I'm as far as displaying the overlap (shown in white) for debugging purposes, but I have no idea how to do something as simple as return a value indicating whether the texture actually contains an overlap. My confusion stems from how threads work. I have a float buffer with room for a single float - I simply need a 1 or 0.

For clarification the following two images show a "before" and "after" - all I need is a single "true" value telling me that some white exists in the second image.

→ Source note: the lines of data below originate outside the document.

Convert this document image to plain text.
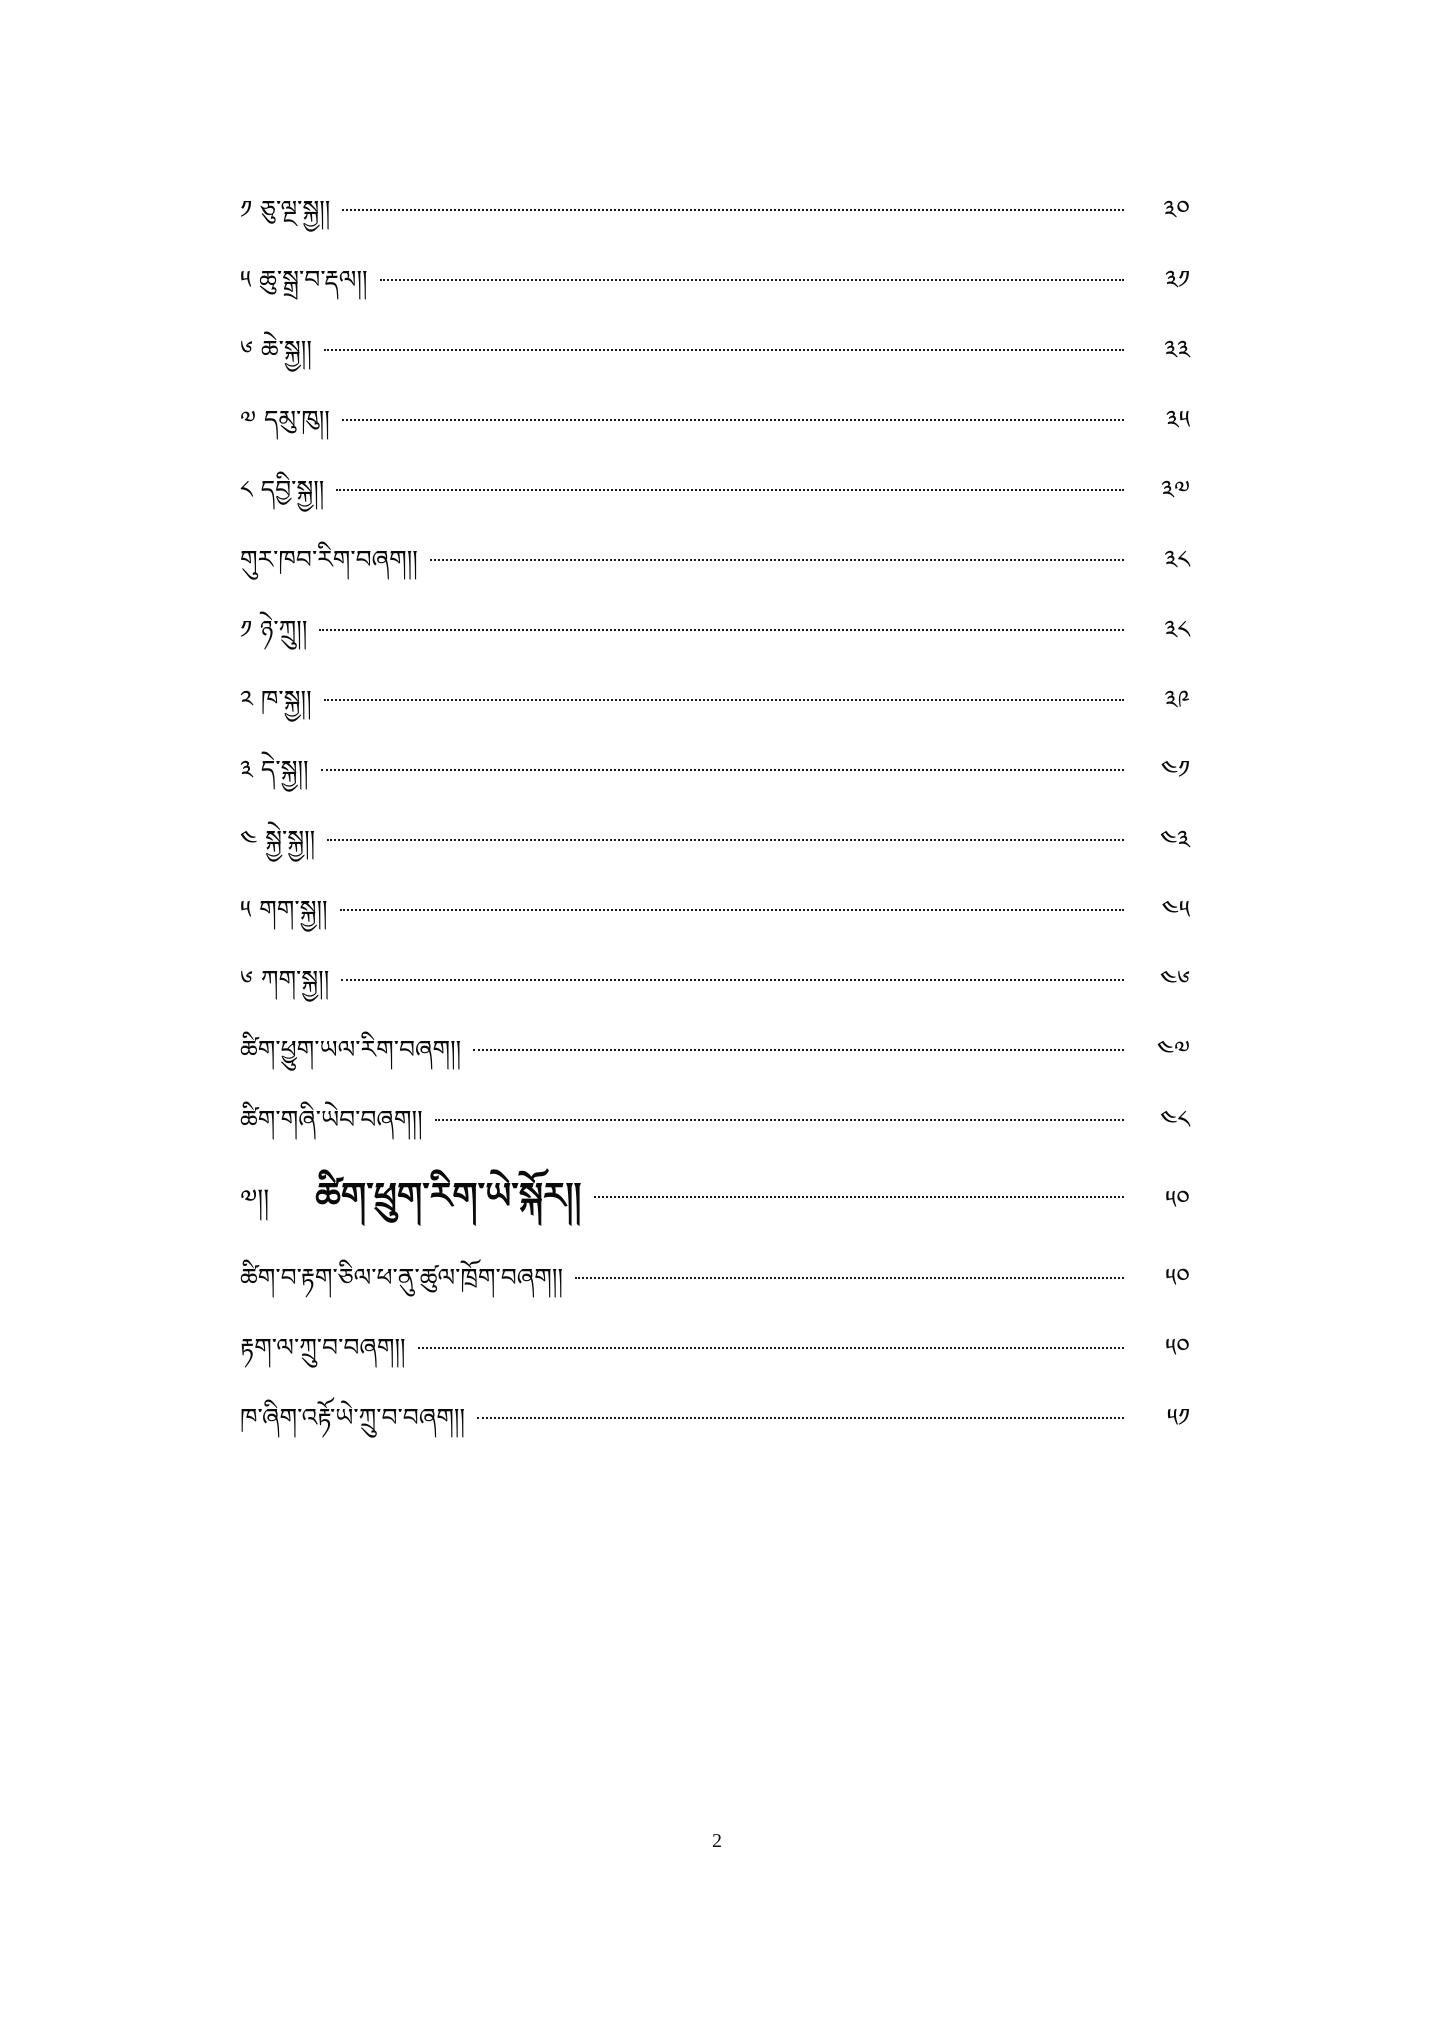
༡ ཅུ་ལྔ་སྐྱ།།	༣༠
༥ ཆུ་སྒྲ་བ་རྡལ།།	༣༡
༦ ཆེ་སྐྱ།།	༣༣
༧ དམུ་ཁུ།།	༣༥
༨ དབྱི་སྐྱ།།	༣༧
གུར་ཁབ་རིག་བཞག།།	༣༨
༡ ཉེ་ཀྲུ།།	༣༨
༢ ཁ་སྐྱ།།	༣༩
༣ དེ་སྐྱ།།	༤༡
༤ སྐྱེ་སྐྱ།།	༤༣
༥ གག་སྐྱ།།	༤༥
༦ ཀག་སྐྱ།།	༤༦
ཚིག་ཕྱུག་ཡལ་རིག་བཞག།།	༤༧
ཚིག་གཞི་ཡེབ་བཞག།།	༤༨
༧།། ཚིག་ཕྲུག་རིག་ཡེ་སྐོར།།	༥༠
ཚིག་བ་རྟག་ཅིལ་ཕ་ནུ་ཚུལ་ཁྲོག་བཞག།།	༥༠
རྟག་ལ་ཀྲུ་བ་བཞག།།	༥༠
ཁ་ཞིག་འརྟོ་ཡེ་ཀྲུ་བ་བཞག།།	༥༡
2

The original image The "overlap"

The compute shader is as follows:

#pragma kernel CSMain

Texture2D<float4> InputTexture;
RWTexture2D<float4> OutputTexture;
RWStructuredBuffer<float> FloatBuffer;

[numthreads(8,8,1)]
void CSMain(uint3 id : SV_DispatchThreadID)
{
    // need to detect any region where g == 1 and blue > 0.5

    float green = InputTexture[id.xy].g;
    float blue = round(InputTexture[id.xy].b);

    float overlap = round((green + blue) / 2.0);

    OutputTexture[id.xy] = float4(overlap, overlap, overlap, 1);

    // answer here?? Note that the output texture is only for debugging purposes
    FloatBuffer[0] = ??
}
1

1 Answers

2
votes

You have the option of using atomic operation and count the pixels. You run your compute shader with one thread per pixel, and if the pixel meet the criteria, increment your rwbuffer.

Something like this :

Texture2D<float4> InputTexture;
RWBuffer<uint> NotAFloatBuffer;

[numthreads(8,8,1)]
void CSMain(uint3 id : SV_DispatchThreadID {
    // need to detect any region where g == 1 and blue > 0.5
    float green = InputTexture[id.xy].g;
    float blue = round(InputTexture[id.xy].b);

    float overlap = round((green + blue) / 2.0);
    if (overlap > 0)
        InterlockedAdd(NotAFloatBuffer[0],1);
}

In your case, you can stop here but atomics have some little cost penalties and often they are optimized by grouping the call from one single thread in your group with prior reduction, but this is only in the most extreme cases, you do not have to worry about that.